A DECISION to grant a five pence a litre fuel discount to remote islands in Scotland and the Isles of Scilly has “opened the door” for a similar scheme in rural North Yorkshire, according to a local MP.
Chief Secretary to the Treasury Danny Alexander announced the reprieve yesterday, which will see pump prices lowered in the inner and outer Hebrides, Northern Isles, islands in the Clyde and the Cornwall archipelago from March next year.
And Thirsk and Malton MP Anne McIntosh believes a future round of fuel savings could ease the burden on motorists in remote parts of North Yorkshire, where monthly fuel bills are among the nation’s highest.
“I’ve said all along that if it’s good enough for Scotland, it’s good enough for Yorkshire,” she said.
“Our case is stronger for today’s decision and I’m going to revive my campaign and keep pushing. I’ve written to the Chancellor in light of the Autumn Statement next week saying that, going forward, we would hope that something similar could be done in Yorkshire in a specific area with a certain timeframe.”

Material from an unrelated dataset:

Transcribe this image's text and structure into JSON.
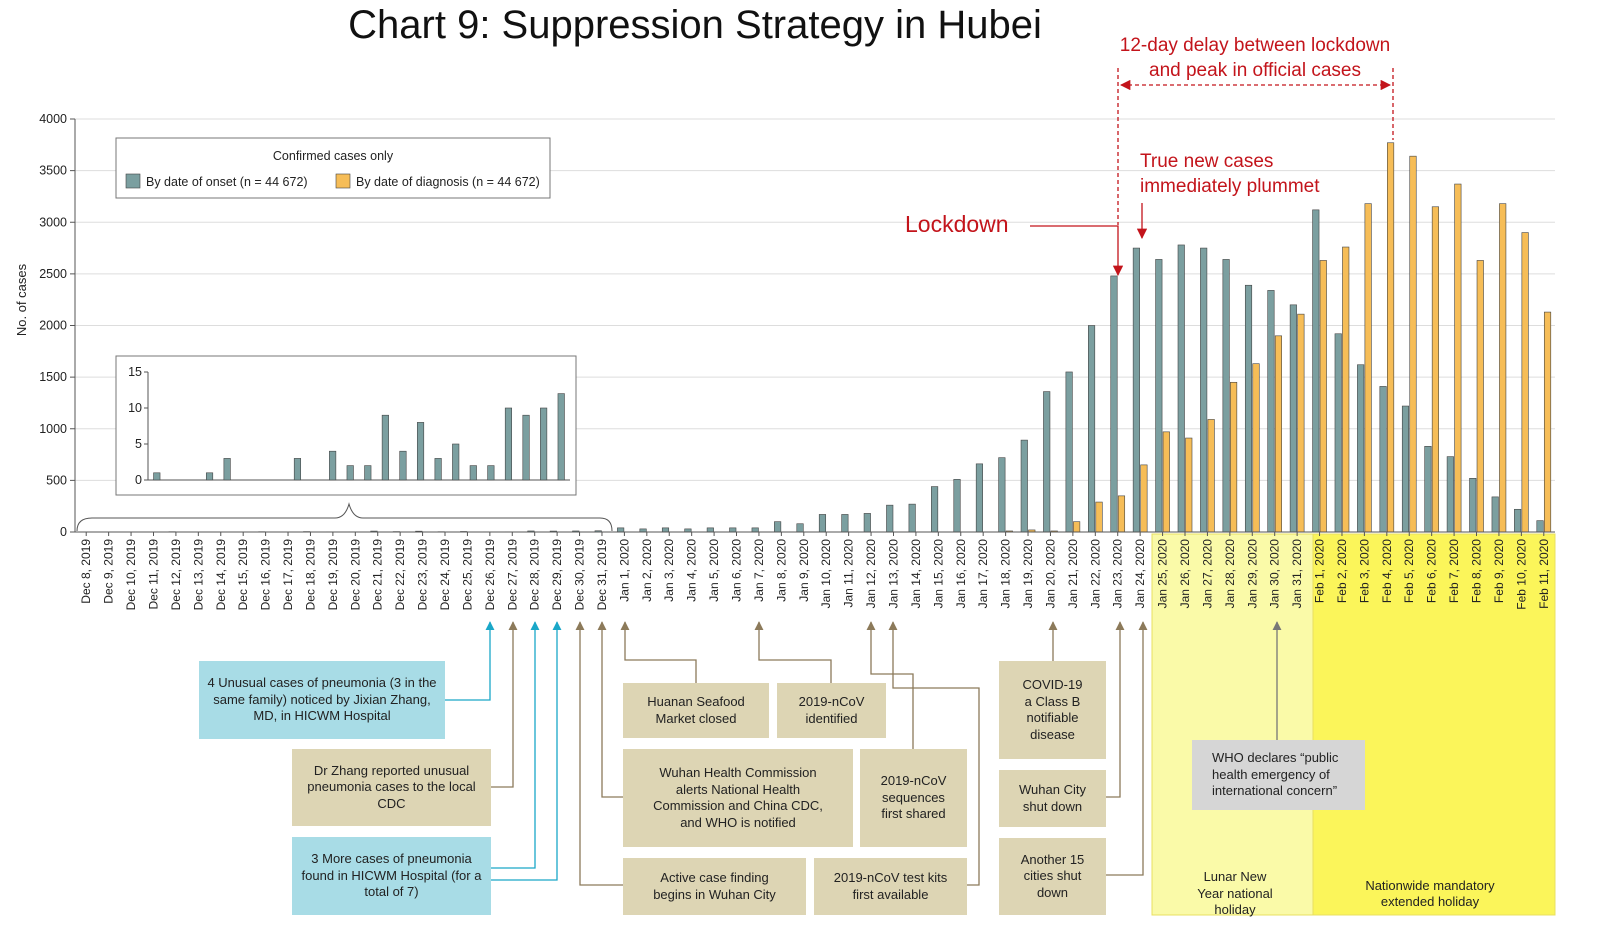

Ms McIntosh said the path towards a similar reduction for North Yorkshire was clearer after the European Union Energy Tax Directive was partially lifted to allow the discount.
“Yorkshire could benefit and I hope the door is now open,” she said.
She added that, for example, parts of Ryedale and Hambleton could see fuel prices reduced for a set period of time to ease financial pressures on families and businesses.
A study by the Countryside Alliance, released last week, showed that rural workers were facing commuting costs 25 per cent higher than those in urban areas. The average monthly fuel cost in a rural local authority area was now £67, compared with an average of £50 in urban areas.
However, several local authorities in Yorkshire were considerably above the national average, with Selby, Hambleton, Richmond, East Riding, Craven, Ryedale and Harrogate all higher. The monthly fuel cost in Selby stood at £80.15.
Unveiling the scheme, Alexander said: “This is terrific news for island communities, which have long suffered the effects of high fuel costs. From March 1 next year, islanders will see a 5p cut in the pump price of petrol and diesel.
“As well as securing EU clearance, we have produced a scheme designed to protect the cash flow of local retailers.
“We have also delivered on a promise to help address the persistent unfairness of some of the lowest income communities in the country paying among the highest pump prices.
“After two years of people saying this could not be done, the Government has delivered it in less than two.
“This is another example of our determination to govern for the benefit of the whole United Kingdom.”
Fuel retailers on the islands will receive a 5p rebate on the petrol and diesel they purchase, and will be expected to pass the saving on to the consumer.
Scottish politicians welcomed the news, but said remote areas of the mainland should be helped as well.
Highland and Islands Labour MSP Rhoda Grant said: “While this long-awaited announcement is welcome news for island communities, it does nothing to help those living in remote rural mainland areas where fuel prices are just as high.
“While the 5p discount is better than nothing, in the time it has taken the Tory-led Government to make this announcement, the price of a litre of unleaded petrol in Scotland has increased by over 15p, while diesel has soared by over 20p.
“Labour will continue to press the Tory-led Government to reverse its VAT rise on fuel – a move that will help those in all rural areas and communities the length and breadth of the country who are struggling to keep up with the soaring prices at the pump.”